Thursday, April 25, 2024

Dan Osterman

Dan Osterman

No matter who wins tomorrow’s election, it would be good for them to remember one thing: brevity.

Well, maybe two things, the second being mercy.

Mercy, that is, for those attending or watching City Council meetings, which are recorded and broadcast for posterity and to reach those who can’t, or won’t, make it into council chambers. Those broadcasts can get a bit long. Perhaps it’s hard to tell from behind those desks, councilors, or with those cameras on you.

There’s a famous Columbia Journalism Review piece from 1961 that compared presidential news conferences from the days of Franklin Delano Roosevelt with those from the days of John F. Kennedy.

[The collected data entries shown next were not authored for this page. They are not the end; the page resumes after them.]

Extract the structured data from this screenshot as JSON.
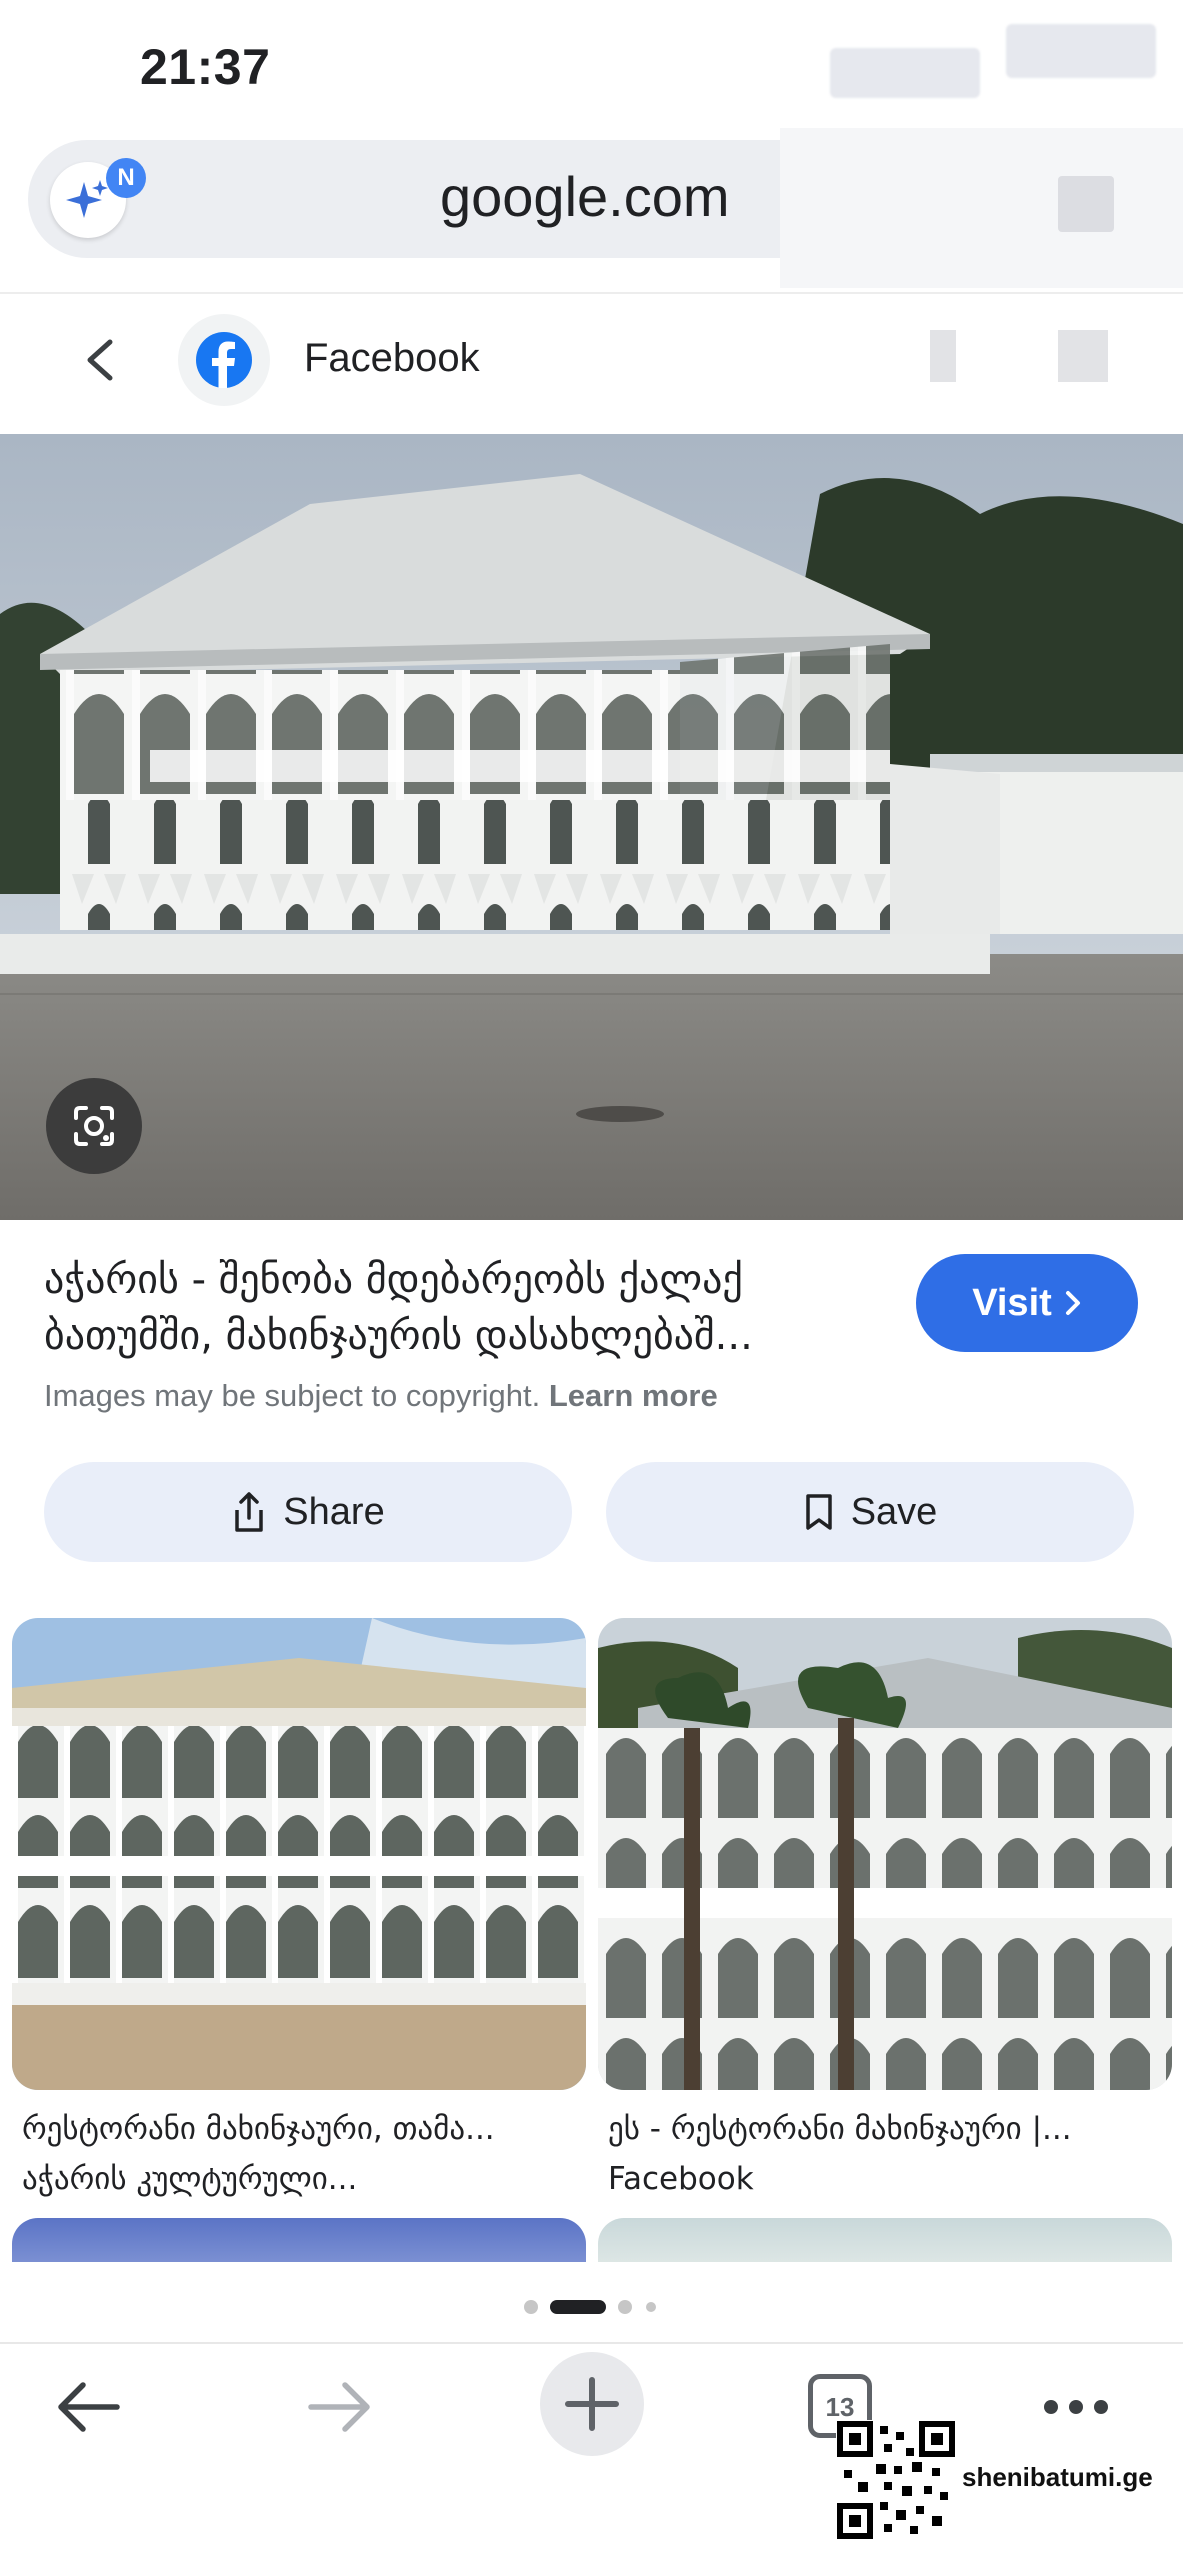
{
  "status_bar": {
    "time": "21:37"
  },
  "address_bar": {
    "url": "google.com",
    "badge_letter": "N"
  },
  "header": {
    "source_name": "Facebook"
  },
  "result": {
    "caption_line1": "აჭარის - შენობა მდებარეობს ქალაქ",
    "caption_line2": "ბათუმში, მახინჯაურის დასახლებაშ...",
    "visit_label": "Visit",
    "copyright_text": "Images may be subject to copyright.",
    "learn_more": "Learn more",
    "share_label": "Share",
    "save_label": "Save"
  },
  "related": [
    {
      "title": "რესტორანი მახინჯაური, თამა...",
      "source": "აჭარის კულტურული..."
    },
    {
      "title": "ეს - რესტორანი მახინჯაური |...",
      "source": "Facebook"
    }
  ],
  "toolbar": {
    "tab_count": "13"
  },
  "watermark": {
    "site": "shenibatumi.ge"
  },
  "colors": {
    "accent": "#2f6ee6",
    "pill_bg": "#e9eef9",
    "url_bar_bg": "#eceef2"
  }
}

Before television, reporters’ questions to FDR averaged 14 words. In the JFK administration, the first to air news conferences live, the average length was 50.

The phenomenon didn’t end with the novelty of televised government, and it’s never been limited to reporters, as shown by members of the U.S. Congress who give lengthy, eloquent addresses to c-span’s cameras and governmental transcribers — but empty chambers. The phenomenon appears to live on at 795 Massachusetts Ave., where councilors sit down to business and time sits down with them … then lies down as things get a bit slow … and is soon snoring away as speeches stretch toward the millennium.

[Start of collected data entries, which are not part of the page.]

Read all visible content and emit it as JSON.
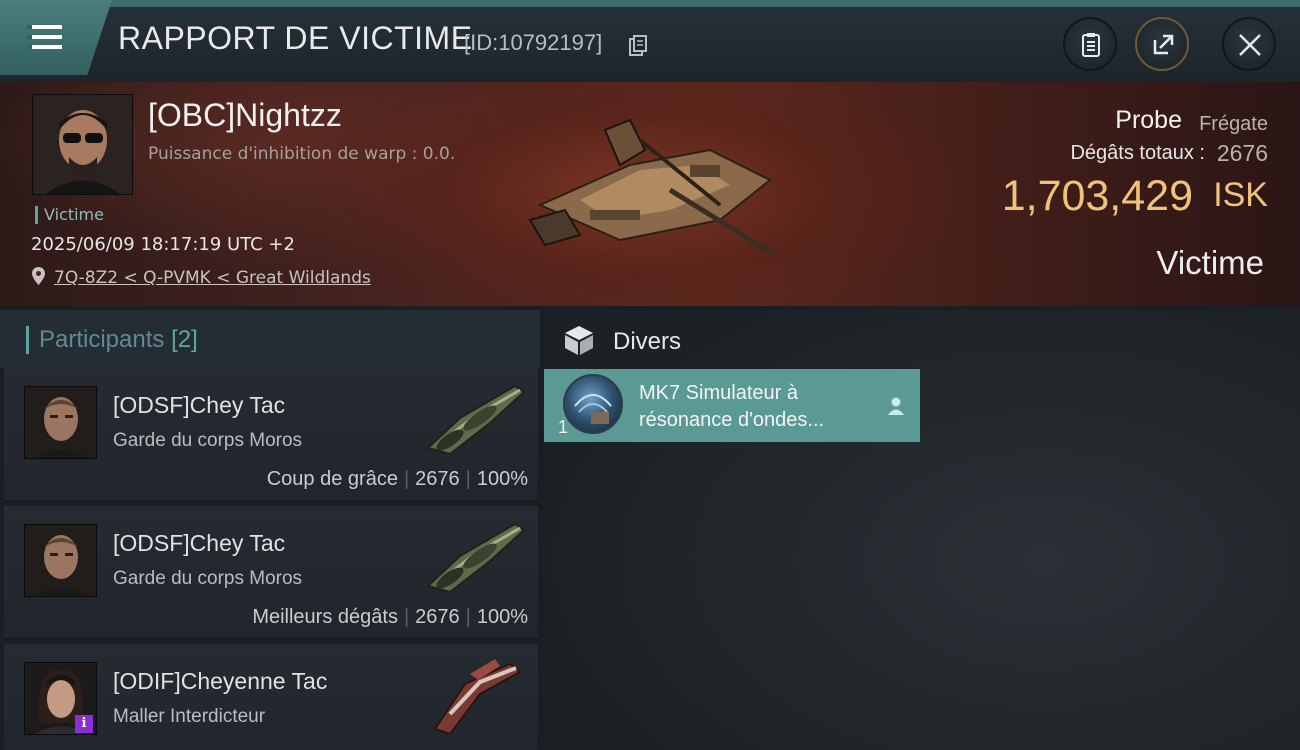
{
  "header": {
    "title": "RAPPORT DE VICTIME",
    "report_id": "[ID:10792197]",
    "icons": [
      "menu-icon",
      "copy-icon",
      "clipboard-icon",
      "share-icon",
      "close-icon"
    ]
  },
  "victim": {
    "name": "[OBC]Nightzz",
    "subtitle": "Puissance d'inhibition de warp : 0.0.",
    "tag": "Victime",
    "datetime": "2025/06/09 18:17:19 UTC +2",
    "location": "7Q-8Z2 < Q-PVMK < Great Wildlands",
    "ship_name": "Probe",
    "ship_class": "Frégate",
    "damage_label": "Dégâts totaux :",
    "damage_value": "2676",
    "isk_value": "1,703,429",
    "isk_unit": "ISK",
    "role": "Victime"
  },
  "participants": {
    "title": "Participants",
    "count": "[2]",
    "rows": [
      {
        "name": "[ODSF]Chey Tac",
        "ship": "Garde du corps Moros",
        "stat_label": "Coup de grâce",
        "damage": "2676",
        "percent": "100%"
      },
      {
        "name": "[ODSF]Chey Tac",
        "ship": "Garde du corps Moros",
        "stat_label": "Meilleurs dégâts",
        "damage": "2676",
        "percent": "100%"
      },
      {
        "name": "[ODIF]Cheyenne Tac",
        "ship": "Maller Interdicteur",
        "badge": "i"
      }
    ]
  },
  "divers": {
    "title": "Divers",
    "items": [
      {
        "qty": "1",
        "name": "MK7 Simulateur à résonance d'ondes..."
      }
    ]
  },
  "colors": {
    "accent_teal": "#5fa6a3",
    "isk_gold": "#f1c27a",
    "item_card": "#5b9a94",
    "badge_purple": "#8a2fd3"
  }
}
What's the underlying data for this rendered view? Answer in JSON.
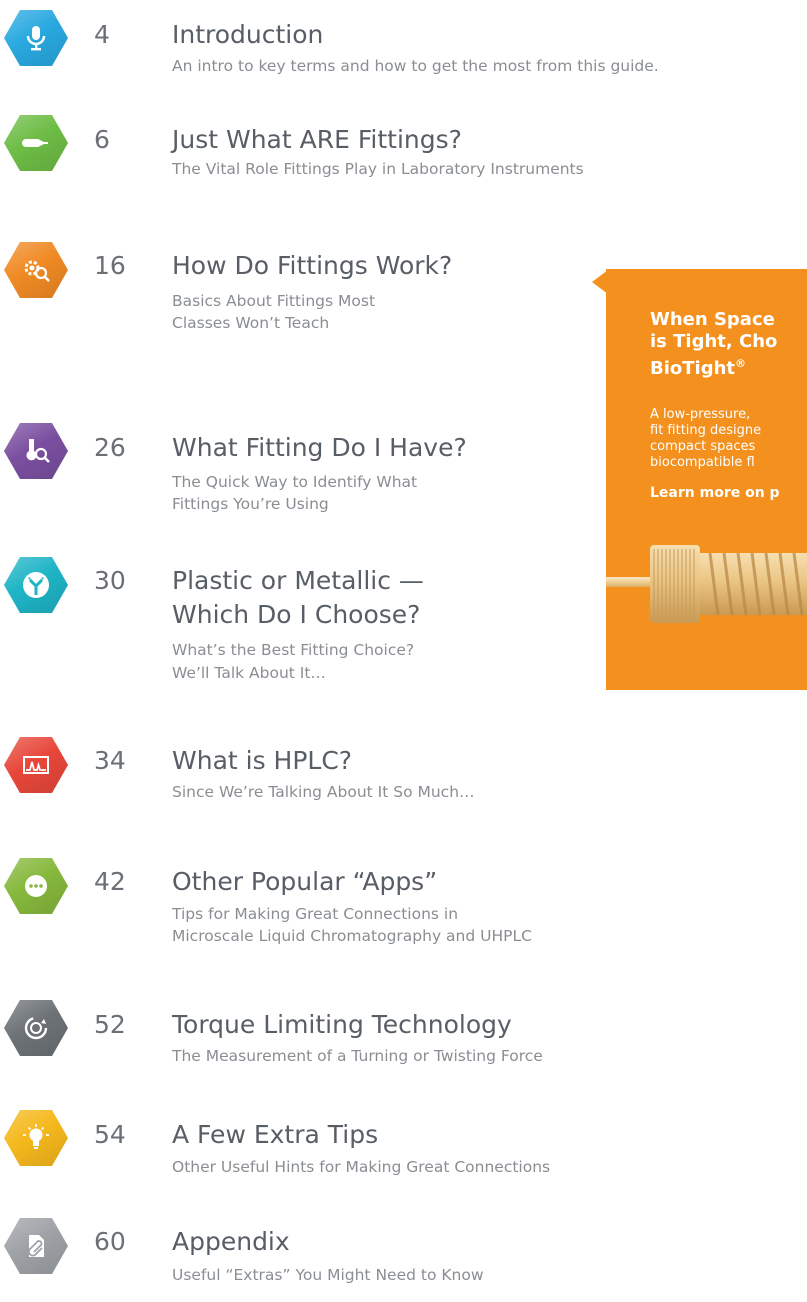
{
  "toc": [
    {
      "page": "4",
      "title": "Introduction",
      "subtitle_lines": [
        "An intro to key terms and how to get the most from this guide."
      ],
      "icon": "microphone-icon",
      "color": "#29a9e0"
    },
    {
      "page": "6",
      "title": "Just What ARE Fittings?",
      "subtitle_lines": [
        "The Vital Role Fittings Play in Laboratory Instruments"
      ],
      "icon": "fitting-icon",
      "color": "#6dbd45"
    },
    {
      "page": "16",
      "title": "How Do Fittings Work?",
      "subtitle_lines": [
        "Basics About Fittings Most",
        "Classes Won’t Teach"
      ],
      "icon": "gear-search-icon",
      "color": "#f08a24"
    },
    {
      "page": "26",
      "title": "What Fitting Do I Have?",
      "subtitle_lines": [
        "The Quick Way to Identify What",
        "Fittings You’re Using"
      ],
      "icon": "flask-search-icon",
      "color": "#7a4fa0"
    },
    {
      "page": "30",
      "title_lines": [
        "Plastic or Metallic —",
        "Which Do I Choose?"
      ],
      "subtitle_lines": [
        "What’s the Best Fitting Choice?",
        "We’ll Talk About It…"
      ],
      "icon": "fork-arrow-icon",
      "color": "#1eb4c6"
    },
    {
      "page": "34",
      "title": "What is HPLC?",
      "subtitle_lines": [
        "Since We’re Talking About It So Much…"
      ],
      "icon": "chromatogram-icon",
      "color": "#e8473a"
    },
    {
      "page": "42",
      "title": "Other Popular “Apps”",
      "subtitle_lines": [
        "Tips for Making Great Connections in",
        "Microscale Liquid Chromatography and UHPLC"
      ],
      "icon": "more-dots-icon",
      "color": "#86b83c"
    },
    {
      "page": "52",
      "title": "Torque Limiting Technology",
      "subtitle_lines": [
        "The Measurement of a Turning or Twisting Force"
      ],
      "icon": "rotation-icon",
      "color": "#6d7277"
    },
    {
      "page": "54",
      "title": "A Few Extra Tips",
      "subtitle_lines": [
        "Other Useful Hints for Making Great Connections"
      ],
      "icon": "lightbulb-icon",
      "color": "#f5b81c"
    },
    {
      "page": "60",
      "title": "Appendix",
      "subtitle_lines": [
        "Useful “Extras” You Might Need to Know"
      ],
      "icon": "attachment-icon",
      "color": "#9ea2a6"
    }
  ],
  "callout": {
    "heading_lines": [
      "When Space",
      "is Tight, Cho",
      "BioTight"
    ],
    "heading_reg": "®",
    "body_lines": [
      "A low-pressure,",
      "fit fitting designe",
      "compact spaces",
      "biocompatible fl"
    ],
    "link": "Learn more on p",
    "bg_color": "#f4901e"
  }
}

Councilors may let their speeches ramble a bit, and repeat the sense of others’ comments because they feel they have a prettier turn of phrase, because there are so few watchers in council chambers. Bloviating will not attract more, however. Tedium is the enemy of participatory government.

The cameras aren’t going to be shut off, so the councilors, whether incumbents or insurgents, might consider practicing a little self-control.

Say things once.

Say them concisely.

Go home and enjoy life.

Mercy, councilors present and future, mercy.